The dataset here is nicely ordered on belongID and time for illustrative purposes, but in the real dataset this is not the case. Any idea how to tackle this problem? I have not come across something similar yet..
if dat is your dataframe:
do.call(rbind,
by(dat, INDICES=list(dat$belongID, dat$sourceID),
FUN=function(x) head(x[order(x$Time, decreasing=TRUE), ], 5)))
Say your data is in df. The ordered (by uniqID) output is obtained after this:
tab <- tapply(df$Time, list(df$belongID, df$sourceID), length)
bIDs <- rownames(tab)
sIDs <- colnames(tab)
for(i in bIDs)
{
if(all(is.na(tab[bIDs == i, ])))next
ids <- na.omit(sIDs[tab[i, sIDs] > 5])
for(j in ids)
{
cond <- df$belongID == i & df$sourceID == j
old <- df[cond,]
id5 <- order(old$Time, decreasing = TRUE)[1:5]
new <- old[id5,]
df <- df[!cond,]
df <- rbind(df, new)
}
}
df[order(df$uniqID), ]
A solution in two lines using the plyr package:
library(plyr)
x <- ddply(dat, .(belongID, sourceID), function(x)tail(x[order(x$Time), ], 5))

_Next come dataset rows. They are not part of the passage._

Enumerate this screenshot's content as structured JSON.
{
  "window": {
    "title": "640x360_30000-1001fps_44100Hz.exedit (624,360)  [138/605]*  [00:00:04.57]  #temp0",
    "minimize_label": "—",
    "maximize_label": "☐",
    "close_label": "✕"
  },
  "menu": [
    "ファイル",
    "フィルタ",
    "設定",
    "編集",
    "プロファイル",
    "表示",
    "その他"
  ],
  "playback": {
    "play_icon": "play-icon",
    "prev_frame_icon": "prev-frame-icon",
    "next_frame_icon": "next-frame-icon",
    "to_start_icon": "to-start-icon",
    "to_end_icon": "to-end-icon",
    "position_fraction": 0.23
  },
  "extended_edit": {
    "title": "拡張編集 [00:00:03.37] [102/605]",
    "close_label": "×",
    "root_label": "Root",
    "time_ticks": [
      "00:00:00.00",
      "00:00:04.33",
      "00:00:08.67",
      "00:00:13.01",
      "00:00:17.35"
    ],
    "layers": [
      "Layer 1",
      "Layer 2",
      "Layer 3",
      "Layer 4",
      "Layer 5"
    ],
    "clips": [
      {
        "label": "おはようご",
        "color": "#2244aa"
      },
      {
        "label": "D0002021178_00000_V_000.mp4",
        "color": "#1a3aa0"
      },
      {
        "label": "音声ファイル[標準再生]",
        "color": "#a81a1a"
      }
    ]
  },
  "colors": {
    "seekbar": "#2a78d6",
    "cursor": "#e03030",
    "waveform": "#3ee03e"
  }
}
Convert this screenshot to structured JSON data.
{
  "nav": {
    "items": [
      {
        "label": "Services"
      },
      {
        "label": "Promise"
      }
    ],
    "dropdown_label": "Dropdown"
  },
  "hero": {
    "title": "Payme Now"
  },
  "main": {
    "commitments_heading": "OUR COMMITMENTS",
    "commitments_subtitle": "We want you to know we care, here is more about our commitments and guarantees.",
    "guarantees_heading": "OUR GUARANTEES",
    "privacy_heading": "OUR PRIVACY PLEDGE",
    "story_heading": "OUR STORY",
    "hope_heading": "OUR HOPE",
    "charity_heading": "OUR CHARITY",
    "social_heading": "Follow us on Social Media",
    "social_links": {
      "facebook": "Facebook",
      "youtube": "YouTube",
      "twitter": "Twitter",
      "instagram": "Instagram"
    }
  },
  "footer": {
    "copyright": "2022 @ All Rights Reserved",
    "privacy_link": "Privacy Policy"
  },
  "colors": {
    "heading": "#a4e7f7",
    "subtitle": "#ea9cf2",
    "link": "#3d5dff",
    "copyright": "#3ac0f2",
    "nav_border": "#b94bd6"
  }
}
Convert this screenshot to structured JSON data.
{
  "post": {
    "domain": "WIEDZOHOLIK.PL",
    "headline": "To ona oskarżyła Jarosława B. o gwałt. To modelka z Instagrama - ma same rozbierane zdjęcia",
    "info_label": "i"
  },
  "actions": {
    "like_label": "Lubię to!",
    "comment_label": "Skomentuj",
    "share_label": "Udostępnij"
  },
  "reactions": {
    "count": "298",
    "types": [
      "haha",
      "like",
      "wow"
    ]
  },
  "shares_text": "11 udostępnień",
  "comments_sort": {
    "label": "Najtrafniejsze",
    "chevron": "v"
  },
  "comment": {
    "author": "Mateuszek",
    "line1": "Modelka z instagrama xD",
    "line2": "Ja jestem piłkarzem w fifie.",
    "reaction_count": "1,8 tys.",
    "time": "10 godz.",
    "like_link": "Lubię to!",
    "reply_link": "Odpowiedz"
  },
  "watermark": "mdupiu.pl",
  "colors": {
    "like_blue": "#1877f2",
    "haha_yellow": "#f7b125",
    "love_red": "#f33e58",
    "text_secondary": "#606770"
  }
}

xx <- x[order(x$belongID, x$uniqID), ]
The results:
belongID sourceID uniqID Time
5 1 1001 101 5
6 1 1002 102 5
4 1 1001 103 4
2 1 1001 104 3
3 1 1001 105 3
7 1 1005 106 2
1 1 1001 108 2
10 2 1005 109 5
16 2 1006 110 5
11 2 1005 111 5
17 2 1006 112 5
12 2 1005 113 5
15 2 1006 114 4
9 2 1005 115 4
13 2 1006 116 3
8 2 1005 117 3
14 2 1006 118 3
18 2 1007 122 1
19 3 1010 123 5
20 3 1480 124 2
The dataset on which this method is going to be used has 170.000+ entries and almost 30 columns
Benchmarking each of the three provided solutions by danas.zuokas, mplourde and Andrie with the use of my dataset, provided the following outcomes:
danas.zuokas' solution:
User System Elapsed
2829.569 0 2827.86
mplourde's solution:
User System Elapsed
765.628 0.000 763.908
Aurdie's solution:
User System Elapsed
984.989 0.000 984.010
Therefore I will use mplourde's solution. Thank you all!
This should be faster, using data.table :
DT = as.data.table(dat)
DT[, .SD[tail(order(Time),5)], by=list(belongID, sourceID)]
Aside : suggest to count the number of times the same variable name is repeated in the various answers to this question. Do you ever have a lot of long or similar object names?